Что говорить о деревенских священниках, когда даже Софийский сбор в «господине Великом Новгороде» в настоящее время расписывается суздальскими «богомазами», не обращающими никакого внимания на древние стены и стиль собора, хранящие древние фрески и иконы этой исторической русской святыни!
От кого же ожидать охраны наших древних икон и дальнейшего развития русской иконной живописи, как не от художественных учреждений, таких школ, как при Троице-Сергиевой лавре? Между тем если ждать от нее каких-либо благих практических результатов, то ждать этого придется долго, ввиду того, что это учреждение не имеет ничего общего с принципами древнерусского искусства.
Учениками школы берутся вовсе не мальчики, показавшие способности к живописи, а напротив — все те, которые ни к чему не способны: исключенные из духовных училищ, маленькие певчие церковных хоров, потерявшие голос, и тому подобные неудачники из духовного звания, весь тот лишний балласт при школьных занятиях, с какими начальство не знает, что делать.
Этот «практический» способ создавания «иконописцев» в конце концов вовсе малопрактичен, так как эти мальчики худо «вырисовывают» лики святых угодников, всячески «отлынивают» от занятий, и, закончив школу, все убегают в более незатейливое дело — в псаломщики, навсегда забрасывая искусство, бывшее для них чуждым занятием с самого начала.

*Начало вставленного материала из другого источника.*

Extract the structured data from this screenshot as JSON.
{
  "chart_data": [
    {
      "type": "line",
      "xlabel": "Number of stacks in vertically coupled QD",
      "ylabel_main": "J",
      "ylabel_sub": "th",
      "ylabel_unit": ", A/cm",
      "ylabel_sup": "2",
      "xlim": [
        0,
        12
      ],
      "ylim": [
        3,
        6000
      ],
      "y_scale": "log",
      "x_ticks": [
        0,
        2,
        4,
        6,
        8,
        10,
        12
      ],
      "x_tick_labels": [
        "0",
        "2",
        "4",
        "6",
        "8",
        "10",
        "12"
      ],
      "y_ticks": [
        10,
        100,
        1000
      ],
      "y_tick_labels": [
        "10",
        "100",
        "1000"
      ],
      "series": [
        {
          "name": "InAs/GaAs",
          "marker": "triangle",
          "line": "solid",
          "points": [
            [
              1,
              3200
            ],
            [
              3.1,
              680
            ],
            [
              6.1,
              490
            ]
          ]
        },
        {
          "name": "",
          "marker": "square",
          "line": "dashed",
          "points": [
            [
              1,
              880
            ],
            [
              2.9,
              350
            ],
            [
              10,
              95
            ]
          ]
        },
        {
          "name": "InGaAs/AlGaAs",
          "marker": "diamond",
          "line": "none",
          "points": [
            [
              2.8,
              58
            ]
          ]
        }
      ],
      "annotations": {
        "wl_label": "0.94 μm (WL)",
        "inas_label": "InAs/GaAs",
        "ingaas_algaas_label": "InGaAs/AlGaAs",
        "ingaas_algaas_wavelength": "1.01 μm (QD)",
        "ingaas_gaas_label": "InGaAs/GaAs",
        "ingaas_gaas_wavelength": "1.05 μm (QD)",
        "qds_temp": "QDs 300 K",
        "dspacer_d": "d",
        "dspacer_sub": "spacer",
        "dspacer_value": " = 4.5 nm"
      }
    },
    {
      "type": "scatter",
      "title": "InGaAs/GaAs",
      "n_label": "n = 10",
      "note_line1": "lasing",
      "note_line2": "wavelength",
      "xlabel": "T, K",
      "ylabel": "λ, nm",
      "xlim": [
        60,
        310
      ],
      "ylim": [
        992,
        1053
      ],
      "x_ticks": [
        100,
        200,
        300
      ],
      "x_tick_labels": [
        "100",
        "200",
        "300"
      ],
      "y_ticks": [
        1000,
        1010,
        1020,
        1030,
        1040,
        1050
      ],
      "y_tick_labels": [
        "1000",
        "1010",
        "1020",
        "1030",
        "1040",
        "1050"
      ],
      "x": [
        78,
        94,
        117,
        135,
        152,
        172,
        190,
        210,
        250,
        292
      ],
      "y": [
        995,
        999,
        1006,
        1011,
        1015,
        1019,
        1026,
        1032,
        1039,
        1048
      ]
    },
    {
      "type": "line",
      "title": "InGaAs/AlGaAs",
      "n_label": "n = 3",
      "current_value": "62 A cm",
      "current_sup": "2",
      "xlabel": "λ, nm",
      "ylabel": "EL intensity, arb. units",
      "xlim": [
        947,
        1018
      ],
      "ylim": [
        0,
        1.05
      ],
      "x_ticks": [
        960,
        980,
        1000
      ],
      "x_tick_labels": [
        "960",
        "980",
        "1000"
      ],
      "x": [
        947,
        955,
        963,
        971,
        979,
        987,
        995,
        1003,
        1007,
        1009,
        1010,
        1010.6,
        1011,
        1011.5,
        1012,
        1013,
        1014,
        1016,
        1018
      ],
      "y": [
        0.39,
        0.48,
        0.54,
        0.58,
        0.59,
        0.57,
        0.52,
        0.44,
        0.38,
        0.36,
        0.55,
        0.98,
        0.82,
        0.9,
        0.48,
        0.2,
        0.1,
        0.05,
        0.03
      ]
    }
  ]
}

Наши наиболее известные древние чудотворные иконы имеют сильную одухотворенность выражения и глубокую идею; и сотую часть этого не могут передать бедные мальчики, без призвания, насильно обращенные в «иконописцев».
Между тем есть неистощимая и богатая сокровищница, в которой хранятся художественные таланты, — это бесчисленные сельские школы. Там, в бедной толпе грязных ребятишек наблюдательный человек может отыскать много маленьких художников — in potentia (в потенции. — М. Я.), в чьих сердцах бьется нежное, непонятное им самим стремление к искусству. За неимением карандаша и бумаги они пачкают углем стены, вырезают из редьки лошадок и человеческие фигурки, за что их секут родители, видящие в таком занятии только баловство и очень последовательно забивающие в детях те священные порывы, какие могли бы распуститься пышным цветом; если бы они встретили, хоть в ком-нибудь, гуманное желание поддержать эти слабо тлеющие искры художественного дарования, то можно было бы рассчитывать и на какие-либо практические результаты.
НА МАРИИНСКОМ КАНАЛЕ
В конце 1899 года я прервал свое «хождение по России», воспользовавшись возможностью посетить Англию. В петербургской и ревельской печати тех лет опубликованы несколько моих корреспонденций из Лондона периода англо-бурской войны.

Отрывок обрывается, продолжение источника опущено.